1つ目の文献では調査の対象者がほとんど介護職従事者(経験者)であり、死に触れる経験が多い看護職の方はどう変わるのかに興味を持ち、この論文を使わせていただきました。中田(2020)では患者の死に対する看護師の感情が看取り経験を重ねることでどのように変化するのかを調査しています。ここでは看護師数人に聞き取り調査を行っています。語りから、新人時代は患者の死に対して悲しいという言葉は使われてはいないものの死そのものに衝撃を受けつつ、その精神的負担の大きさから死にゆく患者との関わりを避けがちになっているとされています。しかし、看護師は看取り経験を重ねていくことで患者の死に対して悲しいと思うようになっていき、これらの感情を抑制する機能として「穏やかな最期」という死生観を形成して患者との深いかかわりを持つことが可能になっていると中田(2020)は結論づけました。

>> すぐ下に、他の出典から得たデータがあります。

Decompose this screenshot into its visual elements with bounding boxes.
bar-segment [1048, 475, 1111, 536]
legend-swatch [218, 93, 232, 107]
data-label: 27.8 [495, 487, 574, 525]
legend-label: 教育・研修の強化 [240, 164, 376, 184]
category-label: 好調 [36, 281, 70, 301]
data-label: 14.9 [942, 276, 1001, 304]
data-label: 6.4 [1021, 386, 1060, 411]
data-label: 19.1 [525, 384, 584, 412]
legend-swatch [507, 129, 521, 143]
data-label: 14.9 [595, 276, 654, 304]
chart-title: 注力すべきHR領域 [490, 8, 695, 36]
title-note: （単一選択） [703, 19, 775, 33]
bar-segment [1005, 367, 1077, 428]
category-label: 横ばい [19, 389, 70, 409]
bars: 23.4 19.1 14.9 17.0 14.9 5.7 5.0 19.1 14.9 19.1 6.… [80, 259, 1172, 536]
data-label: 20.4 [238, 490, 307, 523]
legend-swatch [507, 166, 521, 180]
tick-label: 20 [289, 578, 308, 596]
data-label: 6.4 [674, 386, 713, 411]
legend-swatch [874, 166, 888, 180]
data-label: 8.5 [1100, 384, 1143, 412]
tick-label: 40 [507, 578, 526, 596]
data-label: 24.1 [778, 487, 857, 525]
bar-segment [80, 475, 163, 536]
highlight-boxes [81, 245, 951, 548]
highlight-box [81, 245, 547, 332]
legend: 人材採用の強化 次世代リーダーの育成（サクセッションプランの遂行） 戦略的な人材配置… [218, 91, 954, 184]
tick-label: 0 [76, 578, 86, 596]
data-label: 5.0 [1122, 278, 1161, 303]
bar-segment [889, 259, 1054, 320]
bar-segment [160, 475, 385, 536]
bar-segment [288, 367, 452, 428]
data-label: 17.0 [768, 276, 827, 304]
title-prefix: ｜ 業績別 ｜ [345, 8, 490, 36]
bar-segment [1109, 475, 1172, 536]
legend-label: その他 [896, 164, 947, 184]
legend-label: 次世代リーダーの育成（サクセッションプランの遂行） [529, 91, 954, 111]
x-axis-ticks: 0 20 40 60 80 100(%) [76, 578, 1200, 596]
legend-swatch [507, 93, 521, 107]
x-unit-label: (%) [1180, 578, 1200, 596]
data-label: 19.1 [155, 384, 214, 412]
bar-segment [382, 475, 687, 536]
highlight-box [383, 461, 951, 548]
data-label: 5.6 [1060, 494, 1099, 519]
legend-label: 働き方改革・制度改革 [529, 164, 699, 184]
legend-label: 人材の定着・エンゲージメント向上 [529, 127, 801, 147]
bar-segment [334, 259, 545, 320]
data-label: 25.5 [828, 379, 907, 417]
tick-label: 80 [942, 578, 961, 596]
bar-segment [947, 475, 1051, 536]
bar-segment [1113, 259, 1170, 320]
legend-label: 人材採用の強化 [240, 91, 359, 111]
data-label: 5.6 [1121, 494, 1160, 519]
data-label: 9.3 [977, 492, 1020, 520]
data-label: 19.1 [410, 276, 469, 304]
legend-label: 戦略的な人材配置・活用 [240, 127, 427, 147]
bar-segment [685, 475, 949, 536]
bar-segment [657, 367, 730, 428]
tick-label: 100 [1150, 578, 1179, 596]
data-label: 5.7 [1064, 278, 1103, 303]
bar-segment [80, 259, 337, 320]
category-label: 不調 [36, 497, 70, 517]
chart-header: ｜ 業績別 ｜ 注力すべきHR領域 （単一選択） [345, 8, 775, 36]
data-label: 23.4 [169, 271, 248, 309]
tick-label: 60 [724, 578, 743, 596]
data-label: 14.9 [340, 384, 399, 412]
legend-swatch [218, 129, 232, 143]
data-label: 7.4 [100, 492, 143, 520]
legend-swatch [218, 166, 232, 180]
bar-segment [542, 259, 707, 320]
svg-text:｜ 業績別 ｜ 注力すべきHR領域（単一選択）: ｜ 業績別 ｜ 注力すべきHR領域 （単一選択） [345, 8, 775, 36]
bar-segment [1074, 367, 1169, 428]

そして議論してほしいところを「今までで燃え尽きが起こった経験はあるか。また、それをどうやって乗り越えたか。それによってどのような感情の変化があったかを話し合ってほしい。」としました。議論してほしいことは論文を読んだうえで他の人の意見を聞きたいところを挙げました。

▲画像:発表の様子

グループ討論の結果では大きな環境の変化で燃え尽きが起こることが多く、時間が解決するもしくは別のことに手をつけてみることで乗り越えたというので共通していました。モチベーションは複数の感情によって成り立っており、他の感情によるカバーが効かない状態が燃え尽き状態なのではないかという風にも考えられます。

そして、こうした議論も参考にしながら、新たな先行文献を調べていき、期末レポートでは独自の調査仮説を立てることになります。

終わりに

前述のようにこの授業では自分でさらに深めたい点を設定し、文献を検討してレジュメを作ります。卒業論文では複数の文献を検討し深掘りしていくことになるのですが、その過程を発表担当は体験することが出来ます。

普段反転授業というと避けてしまいがちですがいずれ経験することになるので、興味を持った方は次年度で履修してみてください。

文献担当は二人ですが、同じ章を読んでいても違う場所に注目しているため、発表内容が全く違うものになります。また聞いている側もどこに注目するのかを様々な観点から聞けることから担当者にならなくても有意義な授業だと私は思っています。